Amerika Irak'ı teşvik etti, Kuveyt'e girdikten sonra da bütün dünyayı arkasına topladı, Suudi Arabistan'a yerleşti ve Irak'ı iyice hazırlanmış olmasına rağmen, İran'a karşı savaşşın diye verilen silahları iyice toplamış ve bir de nükleer güce sahip olma çalışmalarına da girişmiş olmasına rağmen, elinde bir çok imkân varken onu nasıl hakladı?.. Irak'la İran harbini nasıl rolantide tuttu?.. Nasıl birisi ilerlediği zaman ötekisine yardım etti? Nasıl ötekisi ilerlediği zaman berikisine yardım etti?.. İletişim sayesinde. İletişim için kullanılan merkez Avustralya'daymış. Avustralya'da öğrendim bunu. Avustralya'nın böyle kuş uçmaz kervan geçmez, kimsenin takibe güç yetiremiyeceği bir yerinde, uydudan alınan bilgiler yansıtılarak, böyle kullanılarak, o savaşlar kazanıldı. Tabi bu işin, haberleşmenin savaşta kullanılma yönü .
Bunun toplum hayatında başka sahalarda kullanılışı da var, onları da söyliyeceğim. Filozoflar insanları çeşitli şekillerde tarif etmişler; bir tanesi "homo ekonomikus" yâni, iktisadi faaliyetler yapan, iktisadi yönü çok kuvvetli olan varlık, diye tarif etmişler. O hale gelmişiz ki şimdi, diyorlar ki, "homo informatikus" demek lâzım. Yâni, haberleşmeye dayalı faaliyetleri götüren bir insan haline geldi.

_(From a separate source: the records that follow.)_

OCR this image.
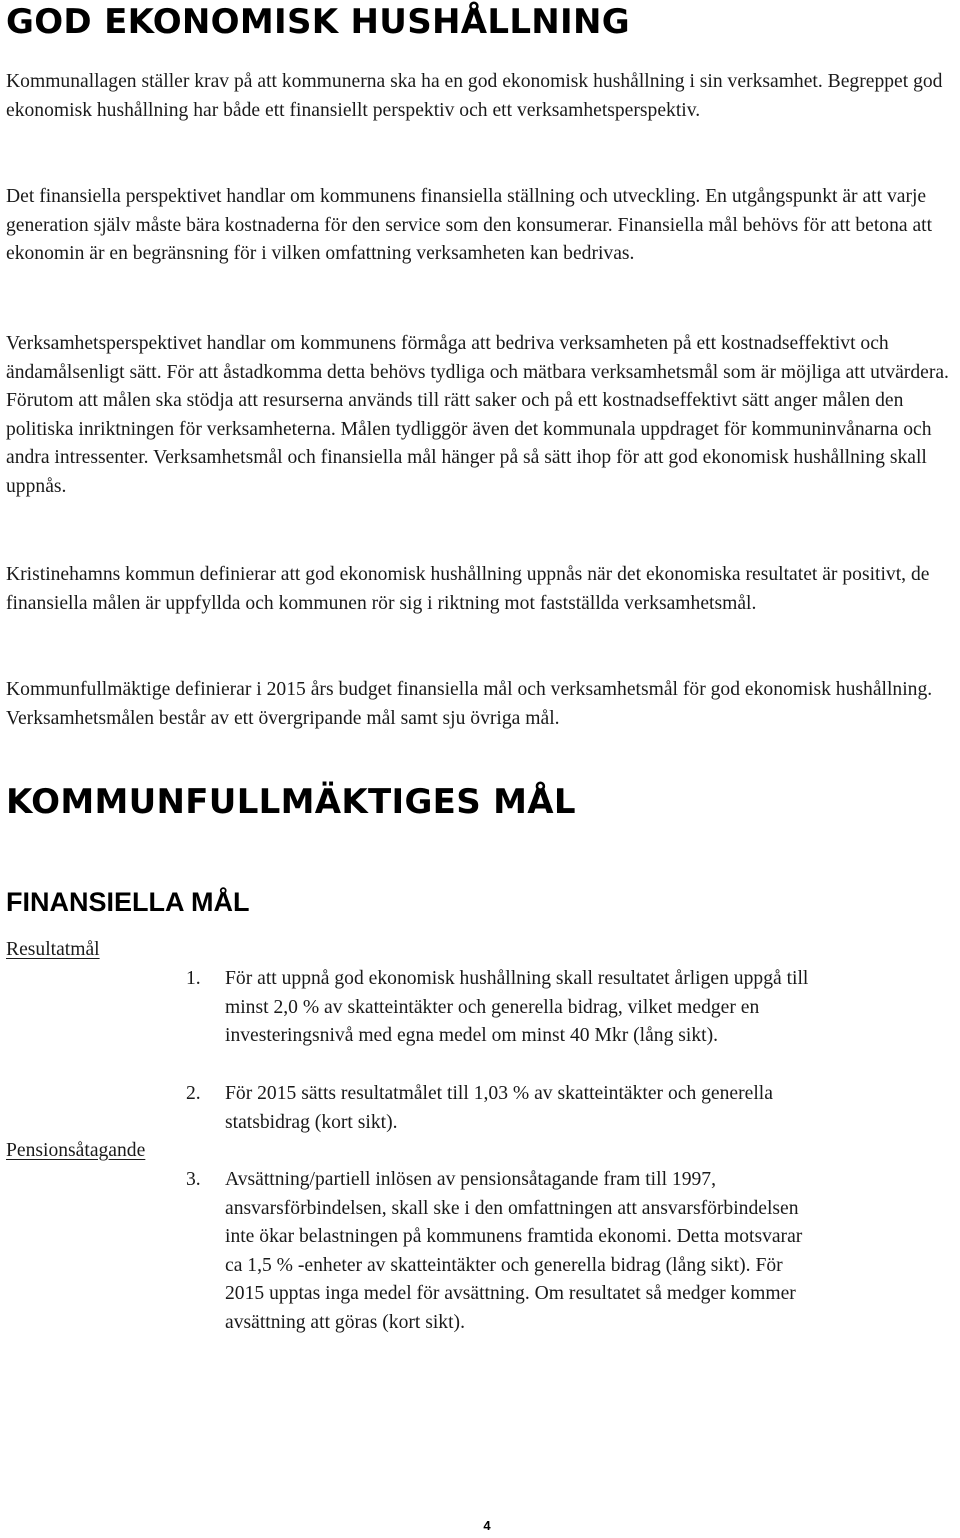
GOD EKONOMISK HUSHÅLLNING

Kommunallagen ställer krav på att kommunerna ska ha en god ekonomisk hushållning i sin verksamhet. Begreppet god ekonomisk hushållning har både ett finansiellt perspektiv och ett verksamhetsperspektiv.

Det finansiella perspektivet handlar om kommunens finansiella ställning och utveckling. En utgångspunkt är att varje generation själv måste bära kostnaderna för den service som den konsumerar. Finansiella mål behövs för att betona att ekonomin är en begränsning för i vilken omfattning verksamheten kan bedrivas.

Verksamhetsperspektivet handlar om kommunens förmåga att bedriva verksamheten på ett kostnadseffektivt och ändamålsenligt sätt. För att åstadkomma detta behövs tydliga och mätbara verksamhetsmål som är möjliga att utvärdera. Förutom att målen ska stödja att resurserna används till rätt saker och på ett kostnadseffektivt sätt anger målen den politiska inriktningen för verksamheterna. Målen tydliggör även det kommunala uppdraget för kommuninvånarna och andra intressenter. Verksamhetsmål och finansiella mål hänger på så sätt ihop för att god ekonomisk hushållning skall uppnås.

Kristinehamns kommun definierar att god ekonomisk hushållning uppnås när det ekonomiska resultatet är positivt, de finansiella målen är uppfyllda och kommunen rör sig i riktning mot fastställda verksamhetsmål.

Kommunfullmäktige definierar i 2015 års budget finansiella mål och verksamhetsmål för god ekonomisk hushållning. Verksamhetsmålen består av ett övergripande mål samt sju övriga mål.

KOMMUNFULLMÄKTIGES MÅL
FINANSIELLA MÅL
Resultatmål
1.	För att uppnå god ekonomisk hushållning skall resultatet årligen uppgå till minst 2,0 % av skatteintäkter och generella bidrag, vilket medger en investeringsnivå med egna medel om minst 40 Mkr (lång sikt).
2.	För 2015 sätts resultatmålet till 1,03 % av skatteintäkter och generella statsbidrag (kort sikt).
Pensionsåtagande
3.	Avsättning/partiell inlösen av pensionsåtagande fram till 1997, ansvarsförbindelsen, skall ske i den omfattningen att ansvarsförbindelsen inte ökar belastningen på kommunens framtida ekonomi. Detta motsvarar ca 1,5 % -enheter av skatteintäkter och generella bidrag (lång sikt). För 2015 upptas inga medel för avsättning. Om resultatet så medger kommer avsättning att göras (kort sikt).
4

Bu hususta muazzam bir teknoloji patlamasıyla karşı karşıya kaldık biz. Osmanlı bu teknolojiye sahip olsaydı, Osmanlı Devleti belki yıkılmayacaktı. Balkanlar'dan haber alamıyordu... Ama şimdi, dünyanın bir yerinde küçük bir olay olsa haber alınabiliyor. Uydudan çekilen fotograflarla tarlada olan başağın tanesi seçilebiliyor. Başağın cinsi anlaşılabiliyor. Fotoğraflar büyütüldüğü zaman tarlada ekili olan buğday mı, arpa mı, yulaf mı, haşhaş mı, başka birşey mi olduğu anlaşılacak hale geldi. Bunun için göğe, satellit dediğimiz uydular fırlatıldı. Televizyon gelişti, her eve girdi, renklendi. Bizim halkımıza o kadar cazip gösterildi ve devlet bu işi özel sektöre o kadar havale etti ki, köylü kadınlar beşibiryerdelerini sattılar, bileziklerini sattılar, her eve televizyon girdi, video girdi, müzik seti girdi. Milyarlar onlara gitti, bizden çıktı. Ama içeriye bir düşman girdi. Evin içine onların bir casusu girdi oturdu.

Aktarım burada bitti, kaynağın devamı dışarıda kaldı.